Betting on the Republican horse
On US presidential election night in 2004, the US embassy in Beijing invited the press and Chinese guests to watch the results on a giant screen in the Great Wall Sheraton on the morning of November 3 Beijing time. The embassy staff placed two boxes at the entrance marked “George W Bush” and “John Kerry”, and the Chinese guests, if they liked, could drop a “ballot” in either of the boxes. The Bush box got more votes by a wide margin.
I asked a Chinese guest how he had voted and why. He smiled wryly, saying that he voted for Bush out of deference for a sitting president, and, moreover, Bush was a Republican.
The Chinese tend to favour Republicans in American politics. When I was growing up in Taiwan, Republicans stood for anti-communism and support for a free China. Democrats were said to be soft on communism.
Democrat president Franklin D Roosevelt was remembered as having snubbed China at the Yalta Conference, where he used recognition of Mongolian independence from China as a bargaining chip to encourage the Soviets to declare war against Japan.

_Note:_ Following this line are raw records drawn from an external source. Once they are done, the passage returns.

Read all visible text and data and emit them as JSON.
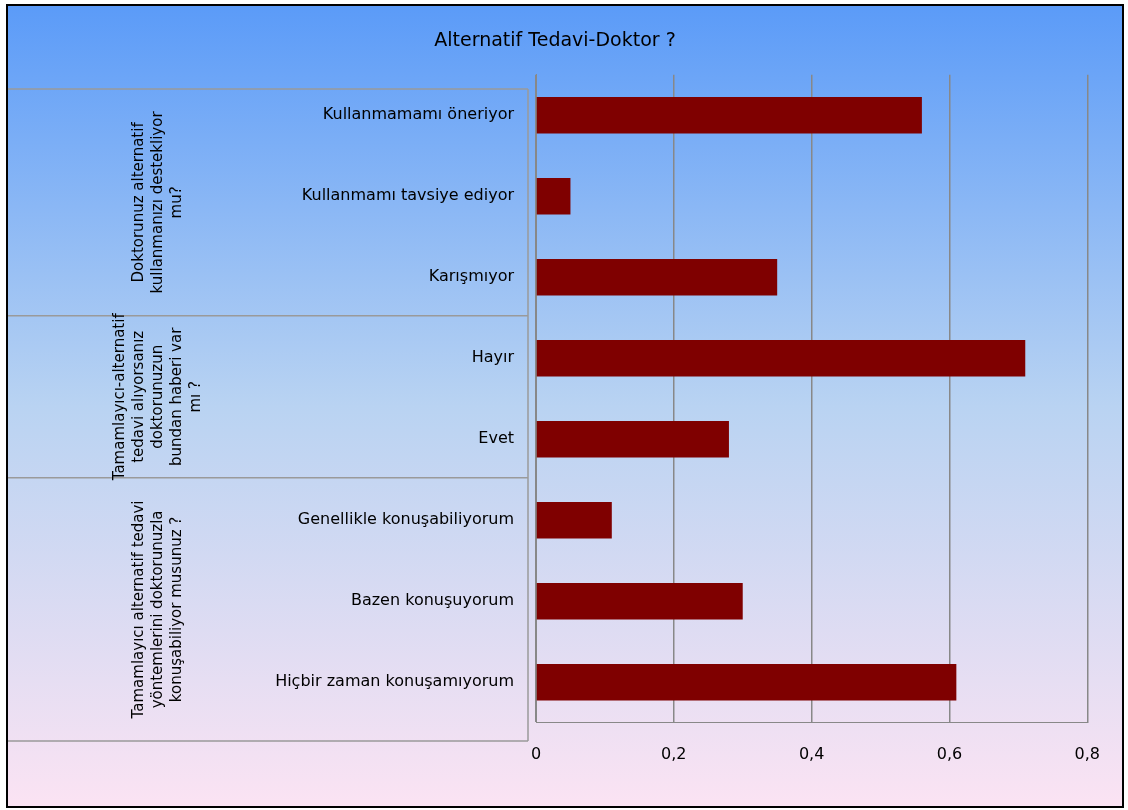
{
  "chart_data": {
    "type": "bar",
    "orientation": "horizontal",
    "title": "Alternatif Tedavi-Doktor ?",
    "categories": [
      "Kullanmamamı öneriyor",
      "Kullanmamı tavsiye ediyor",
      "Karışmıyor",
      "Hayır",
      "Evet",
      "Genellikle konuşabiliyorum",
      "Bazen konuşuyorum",
      "Hiçbir zaman konuşamıyorum"
    ],
    "values": [
      0.56,
      0.05,
      0.35,
      0.71,
      0.28,
      0.11,
      0.3,
      0.61
    ],
    "color": "#7f0000",
    "xlim": [
      0,
      0.8
    ],
    "xticks": [
      {
        "value": 0,
        "label": "0"
      },
      {
        "value": 0.2,
        "label": "0,2"
      },
      {
        "value": 0.4,
        "label": "0,4"
      },
      {
        "value": 0.6,
        "label": "0,6"
      },
      {
        "value": 0.8,
        "label": "0,8"
      }
    ],
    "grid": "x",
    "annotations": [
      "Doktorunuz alternatif kullanmanızı destekliyor mu?",
      "Tamamlayıcı-alternatif tedavi alıyorsanız doktorunuzun bundan haberi var mı ?",
      "Tamamlayıcı alternatif tedavi yöntemlerini doktorunuzla konuşabiliyor musunuz ?"
    ]
  }
}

My fellow students in the National Taiwan University sometimes grumbled that the road in from the university named after Roosevelt was a disgrace.
In a televised debate, Senator John F Kennedy, a Democrat presidential candidate, dismissed Quemoy-Matsu as two little pieces of unimportant real estate, while the Republican Richard Nixon rebutted that these offshore islands were in the “area of freedom”, and should not be surrendered to the communists as a matter of “principle”.
It was the same Nixon 12 years later who ushered in normalisation of relations between the United States and the PRC and de-recognised Taipei as the sole legitimate government of China.
This infatuation with the Republicans was then adopted by the mainland. Republicans are regarded as good friends of Beijing. Mao Zedong thought the brouhaha over Watergate was a terrible mistake and Nixon a victim.
Even a recluse Buddhist monk in the mountains inquired about the ex-president’s wellbeing, as a young American martial arts aficionado Mark Salzman wrote in his book Iron and Silk (1986). The abiding loyalty to the successive Republican presidential candidate continues.
With Mitt Romney running against Barack Obama, the mainland Chinese have a soft spot for Romney, despite his vowing to brand China as currency manipulator on his first day in office, if elected president.
Pragmatically, the Chinese have deduced that US presidents move away from their tough campaign stance once in office, and Romney will be no exception. They believe that the American business community, which is dominated by Republicans, wants to take advantage of the profitable trade and investment opportunities that China offers.
In contrast, the Democrats tend to focus on human rights and labour issues. The Obama administration’s high-profile Asia policy is seen as an attempt to contain China; thus, a change in the White House is viewed positively.
This simplistic logic is amazingly widespread. In fact, the American business community has become increasingly dissatisfied with many Chinese practices and their visceral feeling is something to behold.
At a press conference in Beijing, Special Envoy John Bolton, who now advises Romney on foreign policy, hissed “stealing” and “theft” when the issue of intellectual property rights infringement was brought up. The distain and vehemence with which he uttered those words was unnerving.
If the harsh words and draconian recommendations in a recent report by the House Intelligence Committee on two Chinese telecoms firms are any indication, the Chinese should brace themselves for a tough time ahead whoever wins the race.